A Texas jury to tossed out a lawsuit against GM involving its faulty ignition as the automaker claimed the plaintiffs fabricated evidence.

General Motors has won a significant legal victory as a Texas jury tossed out a case that claimed a defective ignition switch was the root cause of a fatal accident that killed one motorist.

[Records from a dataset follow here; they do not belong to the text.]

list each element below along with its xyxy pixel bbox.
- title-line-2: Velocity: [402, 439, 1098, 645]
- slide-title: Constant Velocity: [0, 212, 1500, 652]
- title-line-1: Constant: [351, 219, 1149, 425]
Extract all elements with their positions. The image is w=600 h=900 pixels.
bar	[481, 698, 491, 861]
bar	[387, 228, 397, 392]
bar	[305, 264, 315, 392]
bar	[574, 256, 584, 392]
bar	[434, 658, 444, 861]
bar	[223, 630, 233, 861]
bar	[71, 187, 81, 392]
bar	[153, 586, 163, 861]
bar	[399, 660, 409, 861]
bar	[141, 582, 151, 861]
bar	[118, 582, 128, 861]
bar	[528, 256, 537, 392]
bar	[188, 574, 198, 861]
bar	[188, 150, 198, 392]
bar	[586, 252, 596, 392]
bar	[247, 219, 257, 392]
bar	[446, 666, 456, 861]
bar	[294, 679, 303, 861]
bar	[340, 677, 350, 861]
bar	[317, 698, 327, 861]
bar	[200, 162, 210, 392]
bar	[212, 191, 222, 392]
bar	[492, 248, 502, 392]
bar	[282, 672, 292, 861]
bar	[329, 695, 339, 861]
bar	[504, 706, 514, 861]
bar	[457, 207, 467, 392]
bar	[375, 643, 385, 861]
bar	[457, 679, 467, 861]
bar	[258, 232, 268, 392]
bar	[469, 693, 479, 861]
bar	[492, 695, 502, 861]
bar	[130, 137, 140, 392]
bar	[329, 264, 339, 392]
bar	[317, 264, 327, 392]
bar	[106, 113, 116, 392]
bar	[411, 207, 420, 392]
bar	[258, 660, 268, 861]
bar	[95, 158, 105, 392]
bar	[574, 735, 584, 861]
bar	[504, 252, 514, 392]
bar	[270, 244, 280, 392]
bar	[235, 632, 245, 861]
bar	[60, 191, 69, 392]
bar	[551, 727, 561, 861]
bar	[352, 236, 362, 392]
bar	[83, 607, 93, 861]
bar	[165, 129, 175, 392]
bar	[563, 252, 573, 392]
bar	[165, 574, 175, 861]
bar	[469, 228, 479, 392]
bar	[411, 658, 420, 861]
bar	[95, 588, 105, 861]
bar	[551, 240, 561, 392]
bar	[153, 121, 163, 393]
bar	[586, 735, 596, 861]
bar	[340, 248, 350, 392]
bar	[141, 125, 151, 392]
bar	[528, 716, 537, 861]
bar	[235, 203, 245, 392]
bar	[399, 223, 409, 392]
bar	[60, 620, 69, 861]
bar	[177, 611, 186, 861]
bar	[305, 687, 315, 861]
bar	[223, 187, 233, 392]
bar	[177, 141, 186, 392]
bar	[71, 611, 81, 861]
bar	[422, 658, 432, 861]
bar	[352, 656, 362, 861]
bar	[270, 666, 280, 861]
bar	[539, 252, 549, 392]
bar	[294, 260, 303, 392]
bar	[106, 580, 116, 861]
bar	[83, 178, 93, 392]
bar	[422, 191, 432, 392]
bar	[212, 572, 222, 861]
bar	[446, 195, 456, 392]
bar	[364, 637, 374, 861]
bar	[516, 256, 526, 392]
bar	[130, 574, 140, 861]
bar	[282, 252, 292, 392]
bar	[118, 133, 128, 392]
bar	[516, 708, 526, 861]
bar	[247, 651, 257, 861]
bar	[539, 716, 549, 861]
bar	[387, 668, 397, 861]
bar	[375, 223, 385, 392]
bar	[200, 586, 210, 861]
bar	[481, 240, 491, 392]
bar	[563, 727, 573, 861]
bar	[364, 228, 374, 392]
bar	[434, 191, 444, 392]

A jury in Harris County, Texas, decided in favor of GM rather than plaintiff Zachary Stevens, who alleged that a defective switch caused him to lose control of his 2007 Saturn Sky and crash into another vehicle, killing the other driver. GM said Stevens’ reckless driving was at fault.

The manslaughter charges initially filed against the plaintiff in the civil suit were dropped after GM recalled 2.6 million vehicles with the switch in 2014, according to his lawsuit. It was one of a number of cases in which criminal charges lodged against drivers were set aside after reports of the defective switches became public.

Before the Texas case was decided, GM argued – out of earshot of the jury – that the plaintiffs had tried to bolster their case by fabricating evidence. The judge declined to dismiss the case and the lawsuit when to the jury anyway.

The defective ignition switches have been blamed for more than 125 deaths. The recalls, penalties and settlements triggered by the defective ignition switch cases have cost GM more than $2 billion to cover.

(GM pushes for dismissal of Texas ignition case. Click Here for the story.)

Jurors deliberated for less than an hour before returning a unanimous verdict for GM, said company spokesman Jim Cain.

“We asked the jury to evaluate Zach Stevens’ case on the facts and they did,” Cain said in a statement. “The accident had nothing to do with the ignition switch.”

The case was the third involving the switch to go to trial since the beginning of the year. The first was voluntarily dismissed by plaintiffs during the trial, and the second resulted in a verdict clearing GM of liability for a 2014 crash in New Orleans.

(GM gambles on reversal of appeals court ruling. For more, Click Here.)

Meanwhile, a New York federal judge overseeing a number of trials over GM’s ignition-switch defect said “New” GM can retry the question of whether “Old” GM should have known about the defect before its 2009 bankruptcy.

The ruling could force plaintiffs to prove all over again that GM engineers knew the switch was defective. U.S. Judge Jesse Furman denied a plaintiffs request to apply the collateral estoppel doctrine — which bars certain issues from being litigated a second time.

Many of the claims of injured owners of the defective cars have already been settled through a process overseen by Kenneth Feinberg, a respected New York attorney who has administered claims in several high profile and sensitive cases.

(“New” GM scores a minor victory in court. Click Here for the details.)

Several plaintiffs, however, have rejected the settlement offers and opted to take the matter to court instead.